OK kids, here's a fun test on energy. See how you do:

http://www.eia.doe.gov/energyexplained/resources/energy_quiz/question_01.cfm?featureclicked=1&


----------



## midwestcoast (Oct 22, 2010)

Hey, it didn't give me a score at the end.  I think I got 6 wrong? Pretty good I'd say. It isn't fair though, as some questions were hard


----------



## Dune (Oct 22, 2010)

I had a few surprises.


----------



## begreen (Oct 22, 2010)

Yes, there were some questions that I intuitively had correct, but chose the wrong answer, like the energy content question that included the hamburgers. Good quiz.


----------



## nate379 (Oct 23, 2010)

ADD kicked in after question #5 haha.


----------



## semipro (Oct 23, 2010)

Well now I just feel stupid. 

Very informative though.


----------



## btuser (Oct 26, 2010)

I got six wrong.  two of them are trick questions, because where you get your oil will determine how much gas you get from a gallon.


----------



## Flatbedford (Oct 26, 2010)

I didn't do very well.


----------



## btuser (Oct 27, 2010)

I blew the biofuel/biomass question too.  To me, that's a liqud and ethanol is the right answer.


----------



## precaud (Oct 27, 2010)

I did pretty good, but only because I have an investment in the oil industry (a contrarian play) and have learned a lot about it in the process, and got most of the oil-related ones right. That wood was the largest biofuels source was a surprise. Duh.


----------



## stoveguy2esw (Oct 27, 2010)

the statement in question 2 says that hydropower accounts for 35% of renewable energy  quote Americans used renewable energy sources to meet about 8% of our total energy needs in 2009. Hydropower provided the most energy, followed by wood, biofuels, wind, biomass waste, geothermal, and solar. Hydropower accounted for 35% of renewable energy use.

yet question 6 states that  half of the "renewable energy " used in the us, last i checked that was 50%  so questions 2 and 6 are contradictory.

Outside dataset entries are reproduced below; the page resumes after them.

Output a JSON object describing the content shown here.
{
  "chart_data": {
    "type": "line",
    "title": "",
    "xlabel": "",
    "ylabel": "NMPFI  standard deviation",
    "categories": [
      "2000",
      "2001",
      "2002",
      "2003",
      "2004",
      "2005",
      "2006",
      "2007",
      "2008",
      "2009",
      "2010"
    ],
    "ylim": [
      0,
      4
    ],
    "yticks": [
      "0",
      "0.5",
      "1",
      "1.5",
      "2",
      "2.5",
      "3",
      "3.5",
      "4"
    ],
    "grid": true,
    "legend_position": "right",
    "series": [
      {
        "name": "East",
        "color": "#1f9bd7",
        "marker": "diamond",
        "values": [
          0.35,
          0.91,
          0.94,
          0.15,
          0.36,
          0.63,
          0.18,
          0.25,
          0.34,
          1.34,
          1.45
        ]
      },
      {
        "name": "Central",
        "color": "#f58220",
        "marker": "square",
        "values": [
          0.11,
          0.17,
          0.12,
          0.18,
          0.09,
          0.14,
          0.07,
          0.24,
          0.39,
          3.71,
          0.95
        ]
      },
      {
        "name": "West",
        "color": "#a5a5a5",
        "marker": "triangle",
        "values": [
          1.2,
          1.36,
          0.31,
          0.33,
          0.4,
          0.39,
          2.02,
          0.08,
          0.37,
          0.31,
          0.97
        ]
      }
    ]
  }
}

other than that i thought it was fun, i was right on 16 out of twenty obviously missing question 2 i went with biomass (confirmed by the 6th question) as well as a couple others that i flat didnt know , good quiz but the site (.gov) needs to rethink their questions


----------



## precaud (Oct 27, 2010)

16 out of 20? You're a pro!


----------



## SolarAndWood (Oct 27, 2010)

I hope we are grading on a curve.  That was humbling.


----------



## Seasoned Oak (Oct 27, 2010)

Got 4 wrong  But some were just best guesses ,some surprises as well,would have to be VEEEEEEEEEEERY smart to get 100% correct.


----------